We could use eori instead of eorl, at least according to table 3-9 on
page 3-8:
EOR Dy,<ea>x L Source ^ Destination → Destination ISA_A
EORI #<data>,Dx L Immediate Data ^ Destination → Destination ISA_A
Oh. I misread.
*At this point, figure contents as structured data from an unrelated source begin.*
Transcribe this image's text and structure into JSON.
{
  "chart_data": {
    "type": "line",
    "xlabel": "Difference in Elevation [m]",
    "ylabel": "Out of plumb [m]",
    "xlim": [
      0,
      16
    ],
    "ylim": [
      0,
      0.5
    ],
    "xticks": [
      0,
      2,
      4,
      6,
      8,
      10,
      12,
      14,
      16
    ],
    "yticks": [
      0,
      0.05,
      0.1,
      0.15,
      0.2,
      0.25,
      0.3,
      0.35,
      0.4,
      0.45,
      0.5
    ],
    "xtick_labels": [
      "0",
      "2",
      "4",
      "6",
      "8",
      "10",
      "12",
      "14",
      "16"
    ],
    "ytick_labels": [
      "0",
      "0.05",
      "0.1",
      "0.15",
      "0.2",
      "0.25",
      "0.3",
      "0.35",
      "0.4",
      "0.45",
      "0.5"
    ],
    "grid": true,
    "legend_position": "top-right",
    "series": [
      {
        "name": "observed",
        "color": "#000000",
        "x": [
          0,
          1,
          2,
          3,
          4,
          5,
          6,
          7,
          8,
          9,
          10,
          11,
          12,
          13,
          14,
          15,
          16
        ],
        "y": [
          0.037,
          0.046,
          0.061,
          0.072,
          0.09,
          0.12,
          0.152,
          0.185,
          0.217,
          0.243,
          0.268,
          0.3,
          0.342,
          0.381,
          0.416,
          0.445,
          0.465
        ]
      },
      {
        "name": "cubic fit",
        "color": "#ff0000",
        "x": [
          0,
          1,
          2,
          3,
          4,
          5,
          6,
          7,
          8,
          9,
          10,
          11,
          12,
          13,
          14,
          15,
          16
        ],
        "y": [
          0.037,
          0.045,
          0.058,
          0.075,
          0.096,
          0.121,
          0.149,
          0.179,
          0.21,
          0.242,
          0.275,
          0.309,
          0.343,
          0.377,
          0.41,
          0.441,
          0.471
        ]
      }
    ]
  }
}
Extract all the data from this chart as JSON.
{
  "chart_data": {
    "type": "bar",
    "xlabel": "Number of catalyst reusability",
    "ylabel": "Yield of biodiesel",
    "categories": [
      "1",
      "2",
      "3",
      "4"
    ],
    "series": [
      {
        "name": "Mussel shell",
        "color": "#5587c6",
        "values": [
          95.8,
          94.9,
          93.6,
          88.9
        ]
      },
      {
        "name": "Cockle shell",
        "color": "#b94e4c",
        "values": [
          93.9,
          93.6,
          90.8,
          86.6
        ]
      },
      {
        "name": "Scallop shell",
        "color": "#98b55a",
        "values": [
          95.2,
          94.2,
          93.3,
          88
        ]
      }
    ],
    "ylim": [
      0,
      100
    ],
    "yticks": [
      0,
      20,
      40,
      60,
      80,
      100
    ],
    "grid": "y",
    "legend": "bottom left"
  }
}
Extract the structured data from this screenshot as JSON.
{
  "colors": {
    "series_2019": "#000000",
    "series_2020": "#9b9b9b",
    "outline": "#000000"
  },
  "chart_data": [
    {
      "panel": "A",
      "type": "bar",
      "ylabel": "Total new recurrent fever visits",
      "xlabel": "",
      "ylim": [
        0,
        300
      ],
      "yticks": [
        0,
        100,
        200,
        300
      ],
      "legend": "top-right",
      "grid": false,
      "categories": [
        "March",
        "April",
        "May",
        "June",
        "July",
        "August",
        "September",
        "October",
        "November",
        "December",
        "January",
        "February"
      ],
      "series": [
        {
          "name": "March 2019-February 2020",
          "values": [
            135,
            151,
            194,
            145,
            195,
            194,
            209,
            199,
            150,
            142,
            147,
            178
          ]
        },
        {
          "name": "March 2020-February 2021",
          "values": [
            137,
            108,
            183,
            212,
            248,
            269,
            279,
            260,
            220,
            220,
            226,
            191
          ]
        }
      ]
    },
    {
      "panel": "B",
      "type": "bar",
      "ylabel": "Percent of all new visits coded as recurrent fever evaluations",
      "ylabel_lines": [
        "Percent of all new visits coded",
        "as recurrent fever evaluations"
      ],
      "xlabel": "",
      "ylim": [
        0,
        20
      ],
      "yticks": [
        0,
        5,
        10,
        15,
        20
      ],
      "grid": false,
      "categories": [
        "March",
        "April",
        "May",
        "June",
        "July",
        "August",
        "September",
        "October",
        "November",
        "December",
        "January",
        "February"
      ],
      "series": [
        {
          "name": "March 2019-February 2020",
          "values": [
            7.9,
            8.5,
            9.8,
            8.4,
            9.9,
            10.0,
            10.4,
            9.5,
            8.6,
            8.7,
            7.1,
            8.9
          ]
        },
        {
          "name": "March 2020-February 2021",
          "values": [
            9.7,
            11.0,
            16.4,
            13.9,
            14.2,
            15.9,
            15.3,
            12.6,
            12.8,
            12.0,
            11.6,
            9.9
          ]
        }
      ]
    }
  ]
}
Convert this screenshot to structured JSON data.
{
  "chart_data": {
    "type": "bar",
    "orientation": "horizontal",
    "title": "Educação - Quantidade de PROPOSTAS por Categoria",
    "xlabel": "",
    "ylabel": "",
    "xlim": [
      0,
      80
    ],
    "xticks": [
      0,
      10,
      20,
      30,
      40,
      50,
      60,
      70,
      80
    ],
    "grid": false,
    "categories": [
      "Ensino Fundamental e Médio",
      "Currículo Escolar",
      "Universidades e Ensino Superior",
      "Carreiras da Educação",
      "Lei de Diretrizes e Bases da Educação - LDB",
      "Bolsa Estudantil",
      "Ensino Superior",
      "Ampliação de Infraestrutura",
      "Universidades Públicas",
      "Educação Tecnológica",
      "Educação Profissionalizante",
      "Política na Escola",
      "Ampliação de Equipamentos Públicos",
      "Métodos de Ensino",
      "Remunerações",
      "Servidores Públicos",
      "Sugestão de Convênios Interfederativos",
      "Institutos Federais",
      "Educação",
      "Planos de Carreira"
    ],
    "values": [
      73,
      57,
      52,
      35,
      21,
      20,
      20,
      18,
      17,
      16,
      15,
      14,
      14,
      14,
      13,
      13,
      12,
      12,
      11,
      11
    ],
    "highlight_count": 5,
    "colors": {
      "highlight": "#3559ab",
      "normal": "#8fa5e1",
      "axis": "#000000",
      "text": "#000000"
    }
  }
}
It only does EORI to a data register; it can't do EORI
to an address.
400413e6 <folio_unlock>:
400413e6: 206f 0004 moveal %sp@(4),%a0
400413ea: 2010 movel %a0@,%d0
400413ec: 0a80 0000 0001 eoril #1,%d0
400413f2: 2080 movel %d0,%a0@
400413f4: 2010 movel %a0@,%d0
400413f6: 4a00 tstb %d0
400413f8: 6c0a bges 40041404 <folio_unlock+0x1e>
400413fa: 42a7 clrl %sp@-
400413fc: 2f08 movel %a0,%sp@-
400413fe: 4eba ff30 jsr %pc@(40041330 <folio_wake_bit>)
40041402: 508f addql #8,%sp
40041404: 4e75 rts
But that is still worse anyway.
Yup. Looks like the version I posted actually does the best! I'll
munge that into the patch series and repost. Thanks for your help!